Living life,  preparing for death

Carol Wright

By A Contributor

I first met Billy Graham when I was very young. We didn’t actually meet face-to-face, but he spoke to me along with millions of other

people through the magic of his televised crusade special.

At that time and much later in adulthood, I was never too crazy about religious leaders. But Billy Graham was an exception.

If there is one American Christian evangelist whom I trust and respect above all others, it is Graham.

Years have gone by, and I, like so many people, find myself almost constantly searching for solace, knowing that my troubles and setbacks

serve a purpose of some kind. I have my good and bad moments like everybody, but I have lots of questions and doubts that keep me up at night.

After reading Graham’s most recent book, “Nearing Home: Life, Faith, and Finishing Well,” I can at least raise my hopes and consciousness a bit higher, knowing somehow in the end everything will turn out okay and will most likely be for the best.

Through his own worship and faith, total life experiences (thus far—and his journey is an incredible one—he will celebrate his 94th birthday this year on Nov. 7), joys and humor, ill health and recovery, acceptance of a greater life beyond and motivation in encouraging people to welcome God/Jesus into their lives, and to not be afraid to talk about dying and death, Graham seeks to help us understand ourselves.

He teaches us to be patient. He tells us to not rush into retirement. There is so much each person can do before reaching their final chapter.

“Don’t resent growing old,” he writes. “Many are denied the privilege.”

Work was never meant to become the center of our lives. Older people are often pressured into retirement in order to give employment opportunities to the young.”

Everything…well…most everything Graham espouses makes sense. His book is written for people at every stage of their life. He advises

people to look forward to new discoveries, new hobbies or interests. He gives examples of older people who, when younger, didn’t focus or didn’t

think they were a success story. It turns out that people in their 70s, even 80s and 90s, have higher expectations and are more happy now that they survived the hard part, the difficult lessons of youth. And they have gained so much knowledge through the years. Their knowledge, patience, caring for family and friends, and love of God help prepare them for their final chapters.

Graham writes that in his own youth he desired to work hard and become a major league baseball player. He dedicated himself to the sport

of baseball. Later he realized that baseball, which he still loves today, just wasn’t his calling.

Rev. William Franklin Graham, Jr., born Nov. 7, 1918, was raised on a dairy farm in Charlotte, N.C. In 1943, he married Ruth McCue Bell, the daughter of a Christian missionary surgeon. She died, and in his book Graham writes a lot about the love of his life. Anyone who has a heart could, will, shed a tear —Graham misses her so much and anticipates being reunited with her.

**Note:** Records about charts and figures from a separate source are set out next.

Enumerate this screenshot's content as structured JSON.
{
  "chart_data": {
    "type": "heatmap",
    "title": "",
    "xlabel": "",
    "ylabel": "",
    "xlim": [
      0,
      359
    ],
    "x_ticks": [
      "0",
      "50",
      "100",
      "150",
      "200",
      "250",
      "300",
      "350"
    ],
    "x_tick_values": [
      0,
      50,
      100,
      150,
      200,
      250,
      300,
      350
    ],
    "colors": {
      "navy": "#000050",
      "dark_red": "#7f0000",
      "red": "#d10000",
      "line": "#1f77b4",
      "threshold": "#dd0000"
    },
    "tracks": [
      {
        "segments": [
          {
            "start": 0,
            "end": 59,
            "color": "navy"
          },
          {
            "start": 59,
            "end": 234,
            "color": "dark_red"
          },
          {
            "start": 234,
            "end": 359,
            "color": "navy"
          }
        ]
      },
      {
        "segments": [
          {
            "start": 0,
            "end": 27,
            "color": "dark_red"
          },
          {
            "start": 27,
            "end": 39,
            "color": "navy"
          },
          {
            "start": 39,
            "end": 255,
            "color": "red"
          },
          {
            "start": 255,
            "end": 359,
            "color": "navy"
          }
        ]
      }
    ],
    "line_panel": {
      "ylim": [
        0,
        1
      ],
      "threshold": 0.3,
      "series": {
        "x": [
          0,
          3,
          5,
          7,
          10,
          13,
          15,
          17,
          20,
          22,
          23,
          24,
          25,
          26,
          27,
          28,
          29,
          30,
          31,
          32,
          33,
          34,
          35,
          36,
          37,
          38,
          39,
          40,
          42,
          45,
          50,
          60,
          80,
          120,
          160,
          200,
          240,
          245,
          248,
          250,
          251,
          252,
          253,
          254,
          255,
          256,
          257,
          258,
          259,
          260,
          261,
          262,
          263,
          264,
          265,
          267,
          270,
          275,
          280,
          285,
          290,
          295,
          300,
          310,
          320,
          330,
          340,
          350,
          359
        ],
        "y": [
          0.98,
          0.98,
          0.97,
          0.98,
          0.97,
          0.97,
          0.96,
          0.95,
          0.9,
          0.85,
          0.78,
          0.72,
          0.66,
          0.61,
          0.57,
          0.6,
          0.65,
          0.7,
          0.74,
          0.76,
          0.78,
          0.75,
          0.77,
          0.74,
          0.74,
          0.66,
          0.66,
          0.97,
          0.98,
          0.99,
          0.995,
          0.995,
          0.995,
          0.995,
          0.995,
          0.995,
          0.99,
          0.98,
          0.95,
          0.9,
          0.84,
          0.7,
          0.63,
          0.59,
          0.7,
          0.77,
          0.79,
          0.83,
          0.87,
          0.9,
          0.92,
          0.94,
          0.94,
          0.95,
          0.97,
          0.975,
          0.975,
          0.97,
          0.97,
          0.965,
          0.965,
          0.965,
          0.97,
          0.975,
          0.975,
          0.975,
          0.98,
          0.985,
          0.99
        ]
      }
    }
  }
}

Together, Graham and Ruth had three daughters and two sons, including Franklin who is in charge of the Billy Graham Evangelistic

Association (BGEA), which Graham, Sr., originally founded in Minneapolis, Minn., and later moved its location to Charlotte.

The couple also has numerous grandchildren and great-grandchildren.

One has to admire Graham. He is charismatic, loyal, an influential and powerful speaker, and devoted to his religion

It is remarkable how he writes that “I am glad to have aches and pains.”

Graham also says he is glad that he can talk about them and that someone is kind enough to listen patiently.

For a man who has endured pain and has been in and out of hospitals, Graham still appreciates being active, but acknowledges that he can’t do some of the things that he used to do. He wishes that he could master certain tasks, but accepts the fact that the tasks just do not come that easily to him anymore.

It is interesting to note: the BGEA reports that “nearly 215 million people in more than 185 countries have been reached through his ministry.” Graham has been the adviser to numerous presidents.

In “Nearing Home…,” he writes sadly and eloquently of his visits with President Ronald Reagan, the early years and after Reagan suffered from Alzheimer’s prior to his death.

Graham has earned a multitude of awards. He does not dwell on them.

Gallup Polls list him routinely as the “Ten Most Admired Men in the World.”

Author of more than 30 books, including “Storm Warnings” (2010); “Just As I Am (Autobiography),” (1997); “Hope For the Troubled Heart” (1991); and “The Jesus Generation” (1971), Graham states that “retirement is a gift from God.”

And he puts all his faith and trust in the hands of Jesus Christ: “He will not forsake me during this last stretch as I am nearing home,” Graham writes. “If that doesn’t give me a sense of hope, nothing else will.”

Carol Winfield is a freelance writer and resides in Winfield.